La plupart des tribus étaient doublement visées par cette ordonnance qui, d'une part, déclarait l'inculture comme étant une cause d'expropriation, et, d'autre part, menaçait de la même expropriation ceux qui ne possédaient pas de titres de propriété . Or la majorité des tribus pratiquaient la combinaison de l'élevage extensif et de la jachère. En définitive, le Domaine de l'Etat s'agrandit de 200 000 hectares, dont 168 000 ha autour d'Alger (1) .

Par contre, les exploitants ne possédant pas de titre en règle mais ayant effectué des travaux "de mise en valeur" (maison, plantation d'arbres), donc telle que le définit la colonisation, auront définitivement la concession du sol. Et là il s'agissait des colons européens.

La spéculation et les acquisitions illicites d'immeubles ne sont nullement remises en cause. Bien au contraire, elles sont même consolidées et entérinées. Certaines mesures de l'ordonnance de 1844 sont très explicites à ce propos :

(1) Chiffres tirés de HENNI, A., La colonisation agraire et le sous-développement en Algérie, SNED. Alger, 1982.
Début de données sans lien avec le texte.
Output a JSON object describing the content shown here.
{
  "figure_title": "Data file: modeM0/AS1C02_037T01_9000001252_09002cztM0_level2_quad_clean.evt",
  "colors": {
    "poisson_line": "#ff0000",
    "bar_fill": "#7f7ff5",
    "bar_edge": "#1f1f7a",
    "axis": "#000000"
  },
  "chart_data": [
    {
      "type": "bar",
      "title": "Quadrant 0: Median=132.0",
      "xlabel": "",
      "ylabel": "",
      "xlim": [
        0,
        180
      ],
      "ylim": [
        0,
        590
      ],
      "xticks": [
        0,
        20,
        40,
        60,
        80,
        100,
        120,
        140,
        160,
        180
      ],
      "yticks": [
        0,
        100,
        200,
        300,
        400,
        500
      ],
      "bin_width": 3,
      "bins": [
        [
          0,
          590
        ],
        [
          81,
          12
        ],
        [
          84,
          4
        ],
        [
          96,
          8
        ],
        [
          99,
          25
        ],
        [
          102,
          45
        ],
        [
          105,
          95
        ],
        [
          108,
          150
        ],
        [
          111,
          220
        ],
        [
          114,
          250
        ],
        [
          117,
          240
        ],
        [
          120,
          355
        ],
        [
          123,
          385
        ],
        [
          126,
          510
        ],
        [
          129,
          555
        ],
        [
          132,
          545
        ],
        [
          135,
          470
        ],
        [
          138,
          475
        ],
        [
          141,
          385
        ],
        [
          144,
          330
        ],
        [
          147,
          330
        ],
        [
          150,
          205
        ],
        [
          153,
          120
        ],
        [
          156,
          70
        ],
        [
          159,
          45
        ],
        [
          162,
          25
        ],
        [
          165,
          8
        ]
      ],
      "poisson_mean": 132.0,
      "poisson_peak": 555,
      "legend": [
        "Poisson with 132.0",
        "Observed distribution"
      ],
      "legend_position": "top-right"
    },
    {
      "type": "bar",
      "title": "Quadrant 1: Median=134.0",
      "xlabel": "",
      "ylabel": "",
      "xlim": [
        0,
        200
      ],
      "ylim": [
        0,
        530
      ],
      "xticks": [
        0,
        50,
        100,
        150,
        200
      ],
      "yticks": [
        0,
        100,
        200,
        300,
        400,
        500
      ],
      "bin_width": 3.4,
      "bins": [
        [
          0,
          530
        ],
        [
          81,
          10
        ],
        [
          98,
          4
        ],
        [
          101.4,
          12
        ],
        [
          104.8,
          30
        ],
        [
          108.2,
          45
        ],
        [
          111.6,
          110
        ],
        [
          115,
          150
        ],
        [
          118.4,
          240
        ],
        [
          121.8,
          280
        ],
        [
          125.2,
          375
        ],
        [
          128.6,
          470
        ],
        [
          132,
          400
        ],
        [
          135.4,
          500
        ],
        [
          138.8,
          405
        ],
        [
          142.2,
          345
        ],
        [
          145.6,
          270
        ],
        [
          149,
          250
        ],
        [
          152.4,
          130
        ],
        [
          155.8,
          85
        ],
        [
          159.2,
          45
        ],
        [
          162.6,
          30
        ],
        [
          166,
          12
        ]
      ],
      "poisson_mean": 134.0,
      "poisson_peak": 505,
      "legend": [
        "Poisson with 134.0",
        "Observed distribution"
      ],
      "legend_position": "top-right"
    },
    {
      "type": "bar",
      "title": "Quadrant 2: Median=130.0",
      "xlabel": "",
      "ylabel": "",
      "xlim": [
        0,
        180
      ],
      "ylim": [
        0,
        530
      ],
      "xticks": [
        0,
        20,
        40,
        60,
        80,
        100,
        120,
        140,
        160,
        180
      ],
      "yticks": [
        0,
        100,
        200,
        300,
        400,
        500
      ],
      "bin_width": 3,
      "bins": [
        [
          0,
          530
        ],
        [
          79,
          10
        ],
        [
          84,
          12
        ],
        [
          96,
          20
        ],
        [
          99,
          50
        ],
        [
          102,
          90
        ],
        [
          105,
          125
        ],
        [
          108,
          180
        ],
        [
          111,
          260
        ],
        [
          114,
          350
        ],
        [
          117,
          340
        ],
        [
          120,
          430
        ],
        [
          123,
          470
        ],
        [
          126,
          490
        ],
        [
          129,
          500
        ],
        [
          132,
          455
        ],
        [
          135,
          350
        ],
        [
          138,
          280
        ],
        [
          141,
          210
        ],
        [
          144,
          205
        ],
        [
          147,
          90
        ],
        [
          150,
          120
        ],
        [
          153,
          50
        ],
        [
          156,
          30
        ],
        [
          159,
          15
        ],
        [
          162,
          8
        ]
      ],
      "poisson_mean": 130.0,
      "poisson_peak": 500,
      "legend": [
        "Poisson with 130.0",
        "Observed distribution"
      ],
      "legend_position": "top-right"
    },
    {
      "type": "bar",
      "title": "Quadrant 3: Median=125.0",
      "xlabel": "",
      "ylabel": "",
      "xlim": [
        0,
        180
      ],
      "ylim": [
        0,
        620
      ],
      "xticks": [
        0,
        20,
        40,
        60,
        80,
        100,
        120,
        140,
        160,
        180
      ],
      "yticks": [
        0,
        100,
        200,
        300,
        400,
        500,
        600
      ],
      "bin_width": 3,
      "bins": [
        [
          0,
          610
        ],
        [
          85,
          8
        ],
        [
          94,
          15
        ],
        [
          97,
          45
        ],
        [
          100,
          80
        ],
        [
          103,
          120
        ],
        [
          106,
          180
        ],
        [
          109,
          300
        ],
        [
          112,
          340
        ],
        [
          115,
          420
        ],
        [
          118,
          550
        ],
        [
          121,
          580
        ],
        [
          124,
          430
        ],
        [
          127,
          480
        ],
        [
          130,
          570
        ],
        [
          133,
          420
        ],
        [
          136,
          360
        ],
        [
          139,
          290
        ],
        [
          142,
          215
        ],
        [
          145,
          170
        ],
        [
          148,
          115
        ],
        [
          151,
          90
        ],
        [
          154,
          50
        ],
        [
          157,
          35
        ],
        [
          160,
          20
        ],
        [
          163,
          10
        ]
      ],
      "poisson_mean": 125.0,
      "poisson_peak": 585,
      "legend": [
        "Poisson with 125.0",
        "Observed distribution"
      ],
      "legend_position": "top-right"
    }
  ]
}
"...Les ventes consenties jusqu'alors sans mandat spécial par les cadis, stipulant pour les mineurs et les absents, par les maris pour leurs femmes, par les frères pour leurs frères, par les pères pour leurs enfants, par les chefs de famille pour les autres membres ne pouvaient être attaquées pour nullité, sauf le recours des ayant- droits contre ceux qui avaient agi en leur nom".

Toutes les autres demandes en nullité seraient déclarées caduques deux ans après la promulgation de l'ordonnance. De plus, aucune vente ne pourrait être attaquée sous prétexte que l'immeuble était Habous. Si l'administration des Domaines avait vendu indûment un immeuble reconnu propriété privée, cette vente ne pourrait en aucun cas être annulée.

On légalise ainsi les atteintes les plus graves à la propriété algérienne.

Donc ces ordonnances qui prétendaient mettre fin à la confusion et à la spéculation qui existaient depuis le début de la colonisation, ne l'ont pas fait dans le sens d'une remise en cause intégrale des situations acquises, mais elles ont, au contraire, entériné et même consolidé les situations floues du début de la colonisation. Par la suite, le pouvoir colonial va tenter, à force de tâtonnements et de remises en cause, de se forger un arsenal juridique propre à ses besoins et indispensable à son entreprise de colonisation agricole. Pour cela nous allons assister, pendant plus d'un demi siècle, à une avalanche de lois foncières et de mesures tant juridiques qu'administratives n'ayant pour seule finalité que la mainmise de la colonisation officielle et privée sur le maximum de terres possible, et parmi les meilleures de préférence. Tout cela devait se faire par le biais des confiscations au profit des Domaines (colonisation officielle), mais aussi par la création d'un marché foncier (colonisation privée).

Ce programme a toujours été l'objectif à atteindre par les colons et l'administration coloniale (avec certaines nuances). Il commença à se concrétiser avec ce que nous considérons comme la première Loi foncière, celle de 1851.